DISGRACED health boss Clive Uren, who quit after a scathing report into the way his hospital was run, will receive a pay-off of £76,000.
Mr Uren, whose management of Eastbourne District General Hospital was heavily criticised, will also be given a new job for six months within the NHS.
Details of the temporary post have yet to be finalised, but it will not be as a chief executive and will not be in Eastbourne.
Mr Uren, who earned £90,000 as chief executive of the EDGH, resigned over a Government report which slated nursing care and criticised management that left nurses and the public in
the dark.
The trust's chairman, John Barkshire, also resigned.
Solicitors acting on Mr Uren's behalf reached a "compromise deal" with the trust.
Trust spokesman Chris Randall said last night: "This is a compromise deal, a package agreed by Mr Uren's solicitors, the trust's solicitors and external auditors.
"It was the most cost-
effective deal for the trust and for the tax-paying public. The alternative could have cost the public considerably more."

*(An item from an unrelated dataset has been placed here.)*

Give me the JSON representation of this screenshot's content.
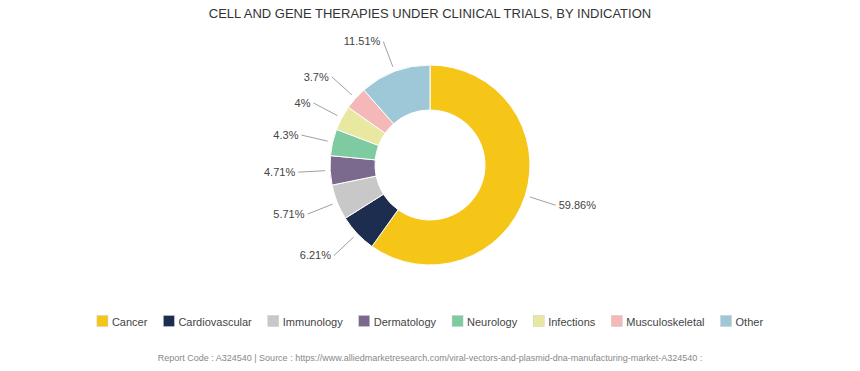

Also under negotiation is how much Mr Uren will now
be paid for his new six-month job and who will fund his salary. But Mr Randall added: "Mr Uren is no longer employed by Eastbourne Hospitals NHS Trust."
Anne Bolter, the trust's new chairman, said: "There is justifiable public interest in this matter, which is why we have taken the unusual step of publishing the financial details in advance of next year's annual report.
"I must emphasise that the sum negotiated represents the lowest possible cost to the NHS within the terms of Mr Uren's contract."
Barbara Stocking, regional director of the NHS Executive, which produced the report after inspecting the EDGH, said: "Clive Uren did
the honourable thing in taking responsibility for what happened at Eastbourne and standing down from his post as chief executive. The trust can now move forward under new leadership.
"While the report was critical of Mr Uren's management of the trust, that is no reason why he should not be treated justly. The secondment recognises that Mr Uren, with his long experience of the NHS, still has something to offer, although in a different post and in another place."
Although the pay-off deal was the cheapest way forward for the trust, news of the settlement sparked anger last night.
Lewes MP Norman Baker, whose constituency includes Polegate, near Eastbourne, said: "If this was the lowest cost solution then that must be welcomed, but I question what the NHS is doing signing contracts such as this. This money could have funded a great deal. There are many people in my constituency waiting for hip operations, for example."
Roy Freeman, whose wife Pauline, 54, of Little Common, Bexhill, bled to death after a routine hysterectomy, said: "I think this is a huge amount of money to give a man who provided the service that he did."
The trust at first refused to reveal how much Mr Uren was in line to receive.
But there was a public outcry over the secrecy.